Sun, April 7, 8:00 to 9:30am, Metro Toronto Convention Centre, Floor: 800 Level, Room 801B

Abstract

As the field of game-based assessments has matured, so have some teachers’ methods connected adapting commercial off-the-shelf games to meet curricular goals and objectives. This poster shares findings from a qualitative study designed to learn how games were used in classrooms of expert teachers in a game-based learning affinity space. This study parsed commonalities and themes in classrooms that were deeply embedded with game-based learning as a technique. It analyzed the intersection of expert teaching and “good” video games, those that “are crafted in ways that encourage and facilitate active and critical learning and thinking” (Gee, 2007, p. 38).

Teachers were selected to participate based on theoretical sampling, a method often connected to grounded theory. The smaller sample size, sometimes part of grounded theory studies (Charmaz, 2014), was not intended to represent a larger population. Theoretical sampling pertains “only to conceptual and theoretical development of [your] analysis; it is not about representing a population or increasing the statistical generalizability of your results” (Charmaz, 2014, pp. 198–199). Grounded theory is an iterative and inductive approach often used for qualitative research studies in which data are compared until a hypothesis emerges that can be used to explain the observed phenomenon (Charmaz, 2014).
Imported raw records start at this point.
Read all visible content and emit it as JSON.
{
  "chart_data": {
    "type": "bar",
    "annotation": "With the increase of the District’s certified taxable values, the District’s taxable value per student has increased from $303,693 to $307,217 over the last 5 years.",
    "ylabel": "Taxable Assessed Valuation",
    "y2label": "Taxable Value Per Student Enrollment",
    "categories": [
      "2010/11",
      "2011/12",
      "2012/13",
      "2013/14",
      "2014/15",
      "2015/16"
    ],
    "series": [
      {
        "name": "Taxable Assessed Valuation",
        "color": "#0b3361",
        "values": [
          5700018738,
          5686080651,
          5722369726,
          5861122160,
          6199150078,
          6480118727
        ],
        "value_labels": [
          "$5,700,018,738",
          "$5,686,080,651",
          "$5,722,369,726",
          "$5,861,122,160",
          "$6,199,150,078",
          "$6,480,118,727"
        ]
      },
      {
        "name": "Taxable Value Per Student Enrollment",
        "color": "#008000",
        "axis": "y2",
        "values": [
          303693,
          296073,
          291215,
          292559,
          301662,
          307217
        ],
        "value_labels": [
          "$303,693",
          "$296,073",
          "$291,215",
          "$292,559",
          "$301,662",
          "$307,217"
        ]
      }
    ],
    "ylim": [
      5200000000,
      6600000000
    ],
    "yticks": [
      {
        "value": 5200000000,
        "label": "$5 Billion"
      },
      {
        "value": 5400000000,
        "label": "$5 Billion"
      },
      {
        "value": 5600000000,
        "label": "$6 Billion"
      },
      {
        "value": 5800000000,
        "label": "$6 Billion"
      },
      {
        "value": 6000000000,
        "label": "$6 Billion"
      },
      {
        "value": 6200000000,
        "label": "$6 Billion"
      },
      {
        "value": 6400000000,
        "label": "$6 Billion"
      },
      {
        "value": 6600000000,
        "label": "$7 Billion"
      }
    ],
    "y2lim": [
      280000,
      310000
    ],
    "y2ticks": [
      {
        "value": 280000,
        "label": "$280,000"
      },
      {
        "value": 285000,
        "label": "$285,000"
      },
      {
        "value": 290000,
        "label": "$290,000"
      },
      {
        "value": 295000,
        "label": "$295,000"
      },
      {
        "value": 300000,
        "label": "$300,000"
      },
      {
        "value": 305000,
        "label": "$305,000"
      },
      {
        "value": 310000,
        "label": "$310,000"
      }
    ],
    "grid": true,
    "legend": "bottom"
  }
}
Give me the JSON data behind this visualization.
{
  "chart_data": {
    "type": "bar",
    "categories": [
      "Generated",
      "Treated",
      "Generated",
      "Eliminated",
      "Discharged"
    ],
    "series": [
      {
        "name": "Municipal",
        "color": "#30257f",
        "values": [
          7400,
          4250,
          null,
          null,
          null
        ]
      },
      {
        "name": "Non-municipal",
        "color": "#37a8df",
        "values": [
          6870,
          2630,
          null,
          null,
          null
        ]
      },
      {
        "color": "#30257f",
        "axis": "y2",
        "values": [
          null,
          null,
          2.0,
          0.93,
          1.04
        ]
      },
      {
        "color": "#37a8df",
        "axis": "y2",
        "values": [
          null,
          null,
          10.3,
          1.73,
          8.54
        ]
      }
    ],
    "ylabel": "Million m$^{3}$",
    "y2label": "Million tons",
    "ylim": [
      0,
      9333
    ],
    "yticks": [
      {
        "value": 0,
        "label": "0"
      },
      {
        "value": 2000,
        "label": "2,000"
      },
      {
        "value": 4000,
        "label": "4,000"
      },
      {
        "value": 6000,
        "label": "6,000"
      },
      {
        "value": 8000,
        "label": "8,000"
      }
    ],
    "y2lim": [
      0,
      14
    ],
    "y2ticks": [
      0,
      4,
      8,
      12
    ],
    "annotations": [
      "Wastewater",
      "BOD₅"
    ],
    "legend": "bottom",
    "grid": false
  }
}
Findings indicated that the observed teachers used digital games not as didactic teaching machines, but rather as a centerpiece for instruction, more like books, videos, or documentary film. Games became “high-quality curriculum materials,” enabling students to access curriculum (Darling-Hammond, 2013, pp. 14–15), used as “digital texts” (Shaffer, Nash, & Ruis, 2015, p. 10). Teachers enabled students to associate “words with images, actions, experiences, or dialogue on a real or imagined world” (Gee, 2007, p. 105), along with the epistemic grammar from the games, to facilitate an understanding of words because they experienced them in a situated context (Gee, 2007; Shaffer, 2012). Teachers then played “the role of tutor and explicator, helping students make sense of their mediated experiences, selecting additional experiences, and weaving together a coherent curriculum from an increasingly large array of choices” (Shaffer et al., 2015, p. 11).

Each observed teacher designed reflection-on-action strategies as a method for students to apply the semiotic grammar learned in a game’s world to settings outside of the game’s space (Schön, 1983). As a point of comparison, about a quarter of K8 game-using teachers surveyed in the national Level Up Learning survey (n = 513) reported that they “created their own tests/quizzes (30%) or held whole-class discussions (31%) to measure student learning through gameplay; or interpreted students’ game scores as evidence of their knowledge on topics covered in other formats (39%)” (Takeuchi & Vaala, 2014, p. 19). Thus, as the field of game-based assessments evolves and matures, it should focus not just on embedded evidence-centered design and stealth assessments in games (Almond, Mislevy, & Steinberg, 2003; Gushta, Mislevy, Rupp, & Shaffer, 2010; Shute, 2011), but also the methodologies of how teachers design their own assessments.